The keychains that Americans carry these days hold not just keys but also pocket knives, mini-flashlights, dog whistles, electronic buttons that open car doors, tiny stuffed animals -- even cans of mace to ward off muggers.
Oh, and little plastic cards called "club cards," "bonus cards" and the like.
In order to qualify to get the low, sale price on, say, a jar of mustard at the store, you must present your club membership card. The clerk swipes it over a scanner, which rings up the discounted price.
But the store gets something quite valuable in return: information about YOU.
When you obtain your shopper card, you provide your address, phone number, and, most likely, your social security identity number. Every time you shop, a computer matches that information with a list of the things you buy.
Companies say this helps them keep the products that customers prefer in stock.
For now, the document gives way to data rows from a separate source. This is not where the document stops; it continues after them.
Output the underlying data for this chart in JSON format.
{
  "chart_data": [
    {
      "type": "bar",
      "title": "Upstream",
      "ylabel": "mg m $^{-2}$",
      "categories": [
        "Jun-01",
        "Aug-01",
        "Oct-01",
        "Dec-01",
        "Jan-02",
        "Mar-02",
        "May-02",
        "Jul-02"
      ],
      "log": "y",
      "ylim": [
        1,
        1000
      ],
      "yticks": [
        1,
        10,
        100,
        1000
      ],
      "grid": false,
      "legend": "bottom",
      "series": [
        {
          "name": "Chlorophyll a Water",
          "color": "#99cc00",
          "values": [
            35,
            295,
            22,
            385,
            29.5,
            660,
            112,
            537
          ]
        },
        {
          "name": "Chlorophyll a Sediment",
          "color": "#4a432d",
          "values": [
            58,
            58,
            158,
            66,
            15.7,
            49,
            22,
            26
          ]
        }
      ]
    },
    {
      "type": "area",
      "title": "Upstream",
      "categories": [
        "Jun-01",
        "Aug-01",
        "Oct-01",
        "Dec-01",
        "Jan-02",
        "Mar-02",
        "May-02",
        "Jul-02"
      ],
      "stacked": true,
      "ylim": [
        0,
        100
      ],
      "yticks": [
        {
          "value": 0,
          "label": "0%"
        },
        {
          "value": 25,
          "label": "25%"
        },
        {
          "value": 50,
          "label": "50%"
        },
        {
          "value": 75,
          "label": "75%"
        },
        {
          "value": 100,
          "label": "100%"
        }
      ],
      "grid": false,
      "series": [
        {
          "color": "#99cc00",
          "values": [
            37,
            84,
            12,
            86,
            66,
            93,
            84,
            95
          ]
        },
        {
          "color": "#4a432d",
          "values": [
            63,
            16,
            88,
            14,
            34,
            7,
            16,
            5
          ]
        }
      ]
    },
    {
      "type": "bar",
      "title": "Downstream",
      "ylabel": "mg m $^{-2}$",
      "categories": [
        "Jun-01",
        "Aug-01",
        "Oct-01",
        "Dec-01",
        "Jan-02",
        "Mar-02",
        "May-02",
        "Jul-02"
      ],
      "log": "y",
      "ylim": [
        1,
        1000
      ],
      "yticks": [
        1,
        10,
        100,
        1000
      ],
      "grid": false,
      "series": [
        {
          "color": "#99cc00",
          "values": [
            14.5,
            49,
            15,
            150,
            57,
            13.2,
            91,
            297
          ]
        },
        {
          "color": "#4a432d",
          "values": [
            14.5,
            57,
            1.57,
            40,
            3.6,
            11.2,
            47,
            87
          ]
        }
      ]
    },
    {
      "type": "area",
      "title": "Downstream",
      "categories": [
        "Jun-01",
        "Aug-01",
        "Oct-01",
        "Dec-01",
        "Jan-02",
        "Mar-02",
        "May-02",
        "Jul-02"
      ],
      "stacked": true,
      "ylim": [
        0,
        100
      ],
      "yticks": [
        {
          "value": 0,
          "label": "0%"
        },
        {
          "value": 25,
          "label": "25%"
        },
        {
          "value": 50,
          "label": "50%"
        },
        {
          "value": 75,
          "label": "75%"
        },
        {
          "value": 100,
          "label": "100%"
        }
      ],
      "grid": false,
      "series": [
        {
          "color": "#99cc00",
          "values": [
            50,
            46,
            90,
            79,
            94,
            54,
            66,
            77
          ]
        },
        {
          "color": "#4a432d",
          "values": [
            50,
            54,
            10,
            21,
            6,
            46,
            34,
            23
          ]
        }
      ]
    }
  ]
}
But privacy advocates hate these discount cards, because they track sensitive purchases like pregnancy kits and because companies sometimes sell their computerized records. Yes we do, say the stores, but these are anonymous, mass data files that disclose nothing about individual customers.
Problem is, corrupt employees have occasionally been caught selling personal records, and hackers have spectacularly intruded into databases. And lost or stolen club cards put consumers at risk. To prove that point, a radio talk show host recently called a store and said she'd found a shopper card and would like to return it to its owner. She read the card number, and the company clerk blithely gave her the owner's name and address.
So while the little cards hanging from keychains open the world of discounts to consumers, they can also reveal customers' secrets to the world.